The center now offers a robust program of 39 ongoing seminars—on subjects ranging from Buddhist studies to opera—and also supports lectures, conferences, workshops, and informal occasions for faculty and graduate students of Harvard and other local institutions to come together for interdisciplinary talk and the sharing of scholarly work. Bhabha hopes to focus the conversation, “to emphasize through the center the central importance of the humanities for Harvard as a whole.”

At a time at Harvard “when science and internationalism are the two major new fronts for research and intellectual and academic expansion,” he says, “I want to convince my colleagues of the importance of the humanities in those fields. Anything to do with genetic engineering, stem-cell research, or even issues related to the treatment of AIDS demands that a whole set of humanistic issues be addressed. These issues are as fundamental as ‘What is human life?’ and ‘What have been the historical and social values that define what human life is about?’ We need to understand how we choose to make decisions that are in keeping with our scientific ambitions, but do not neglect our moral, cultural, social, and humanistic commitments.”

While Bhabha hopes “to sow conversation in Harvard’s rich soil,” he wants also “to make links between the center and major institutions outside Harvard that take the whole culture of the humanities seriously, whether they be newspapers or museums or governmental institutions.” He wants to see humanistic concerns have impact “on important areas of policy, whether the policy has to do with education or social interpretation.”

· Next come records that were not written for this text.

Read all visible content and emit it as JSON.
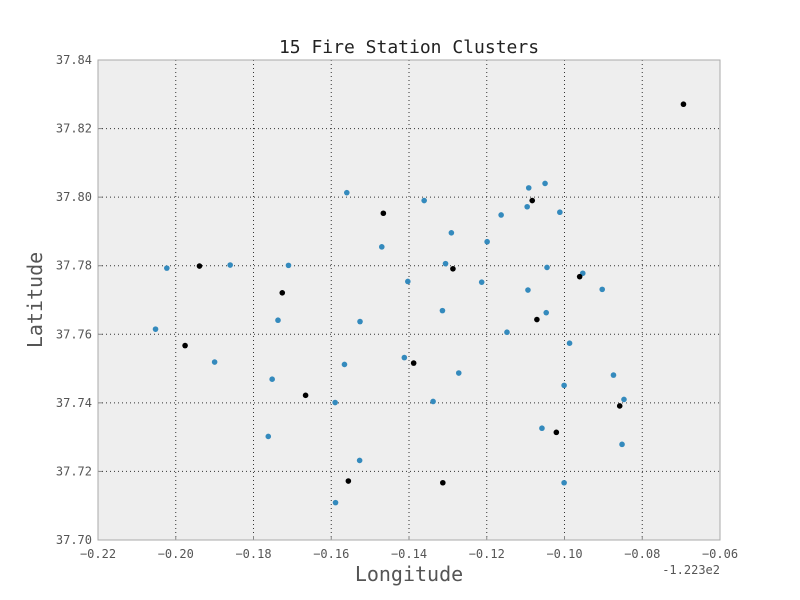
{
  "chart_data": {
    "type": "scatter",
    "title": "15 Fire Station Clusters",
    "xlabel": "Longitude",
    "ylabel": "Latitude",
    "x_offset_label": "-1.223e2",
    "x_offset": -122.3,
    "xlim": [
      -0.22,
      -0.06
    ],
    "ylim": [
      37.7,
      37.84
    ],
    "x_ticks": [
      -0.22,
      -0.2,
      -0.18,
      -0.16,
      -0.14,
      -0.12,
      -0.1,
      -0.08,
      -0.06
    ],
    "x_tick_labels": [
      "−0.22",
      "−0.20",
      "−0.18",
      "−0.16",
      "−0.14",
      "−0.12",
      "−0.10",
      "−0.08",
      "−0.06"
    ],
    "y_ticks": [
      37.7,
      37.72,
      37.74,
      37.76,
      37.78,
      37.8,
      37.82,
      37.84
    ],
    "y_tick_labels": [
      "37.70",
      "37.72",
      "37.74",
      "37.76",
      "37.78",
      "37.80",
      "37.82",
      "37.84"
    ],
    "grid": true,
    "background_color": "#eeeeee",
    "series": [
      {
        "color": "#348abd",
        "points": [
          [
            -0.2052,
            37.7615
          ],
          [
            -0.2023,
            37.7793
          ],
          [
            -0.19,
            37.7519
          ],
          [
            -0.186,
            37.7802
          ],
          [
            -0.171,
            37.7801
          ],
          [
            -0.1737,
            37.7641
          ],
          [
            -0.1752,
            37.7469
          ],
          [
            -0.1762,
            37.7302
          ],
          [
            -0.159,
            37.7401
          ],
          [
            -0.1589,
            37.7109
          ],
          [
            -0.1566,
            37.7512
          ],
          [
            -0.156,
            37.8013
          ],
          [
            -0.1526,
            37.7637
          ],
          [
            -0.1527,
            37.7232
          ],
          [
            -0.147,
            37.7855
          ],
          [
            -0.1412,
            37.7532
          ],
          [
            -0.1403,
            37.7754
          ],
          [
            -0.1361,
            37.799
          ],
          [
            -0.1338,
            37.7404
          ],
          [
            -0.1314,
            37.7669
          ],
          [
            -0.1306,
            37.7806
          ],
          [
            -0.1291,
            37.7896
          ],
          [
            -0.1272,
            37.7487
          ],
          [
            -0.1213,
            37.7752
          ],
          [
            -0.1199,
            37.787
          ],
          [
            -0.1163,
            37.7948
          ],
          [
            -0.1148,
            37.7606
          ],
          [
            -0.1096,
            37.7972
          ],
          [
            -0.1092,
            37.8027
          ],
          [
            -0.1094,
            37.7729
          ],
          [
            -0.1058,
            37.7326
          ],
          [
            -0.105,
            37.804
          ],
          [
            -0.1047,
            37.7663
          ],
          [
            -0.1045,
            37.7795
          ],
          [
            -0.1012,
            37.7956
          ],
          [
            -0.1001,
            37.7451
          ],
          [
            -0.0987,
            37.7574
          ],
          [
            -0.1001,
            37.7167
          ],
          [
            -0.0953,
            37.7778
          ],
          [
            -0.0903,
            37.7731
          ],
          [
            -0.0874,
            37.7481
          ],
          [
            -0.0852,
            37.7279
          ],
          [
            -0.0847,
            37.741
          ]
        ]
      },
      {
        "color": "#000000",
        "points": [
          [
            -0.0694,
            37.8271
          ],
          [
            -0.1976,
            37.7567
          ],
          [
            -0.1939,
            37.7799
          ],
          [
            -0.1726,
            37.7721
          ],
          [
            -0.1666,
            37.7422
          ],
          [
            -0.1556,
            37.7172
          ],
          [
            -0.1466,
            37.7953
          ],
          [
            -0.1388,
            37.7516
          ],
          [
            -0.1313,
            37.7167
          ],
          [
            -0.1287,
            37.7791
          ],
          [
            -0.1083,
            37.799
          ],
          [
            -0.1071,
            37.7643
          ],
          [
            -0.1021,
            37.7314
          ],
          [
            -0.0961,
            37.7768
          ],
          [
            -0.0858,
            37.7391
          ]
        ]
      }
    ]
  }
}
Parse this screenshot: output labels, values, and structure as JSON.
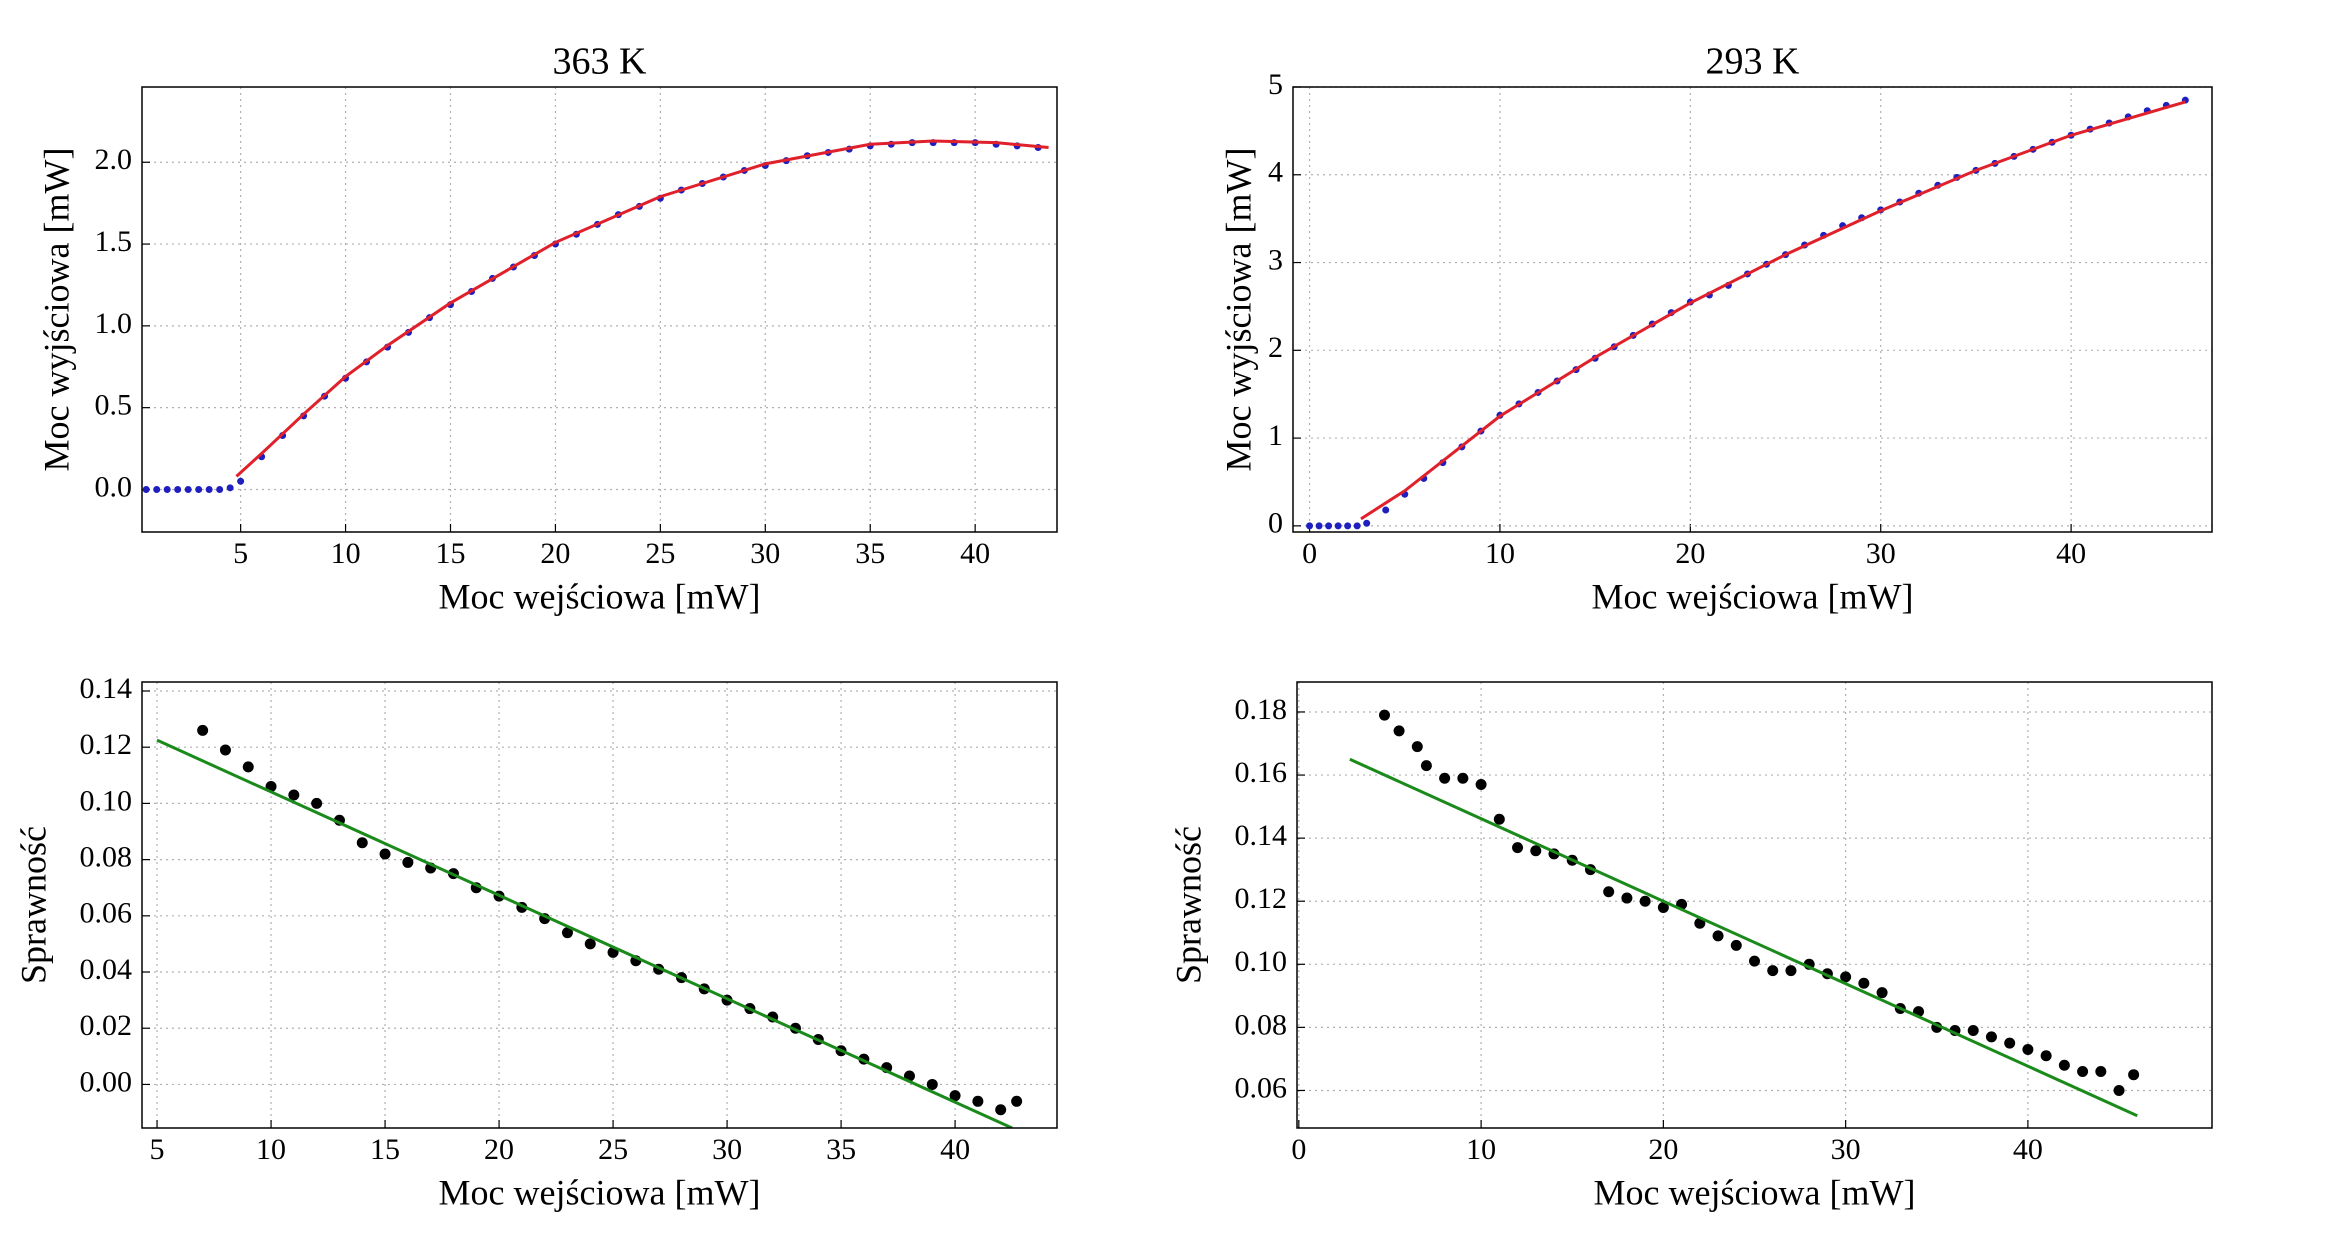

He is exploring new programmatic initiatives. Bhabha imagines a University-wide seminar based at the center that would examine an important, current topic over a period of two or three years. “If the topic were, for instance, changing notions of freedom in the global world, the philosophy and government and sociology departments could address the subject from their perspectives during the first year,” he says. “The next year there might be a different constellation of departments or schools exploring the topic, their results issuing forth in publications, meetings, and conferences. These constellated approaches would create crossroads, I’m hoping, across the University.”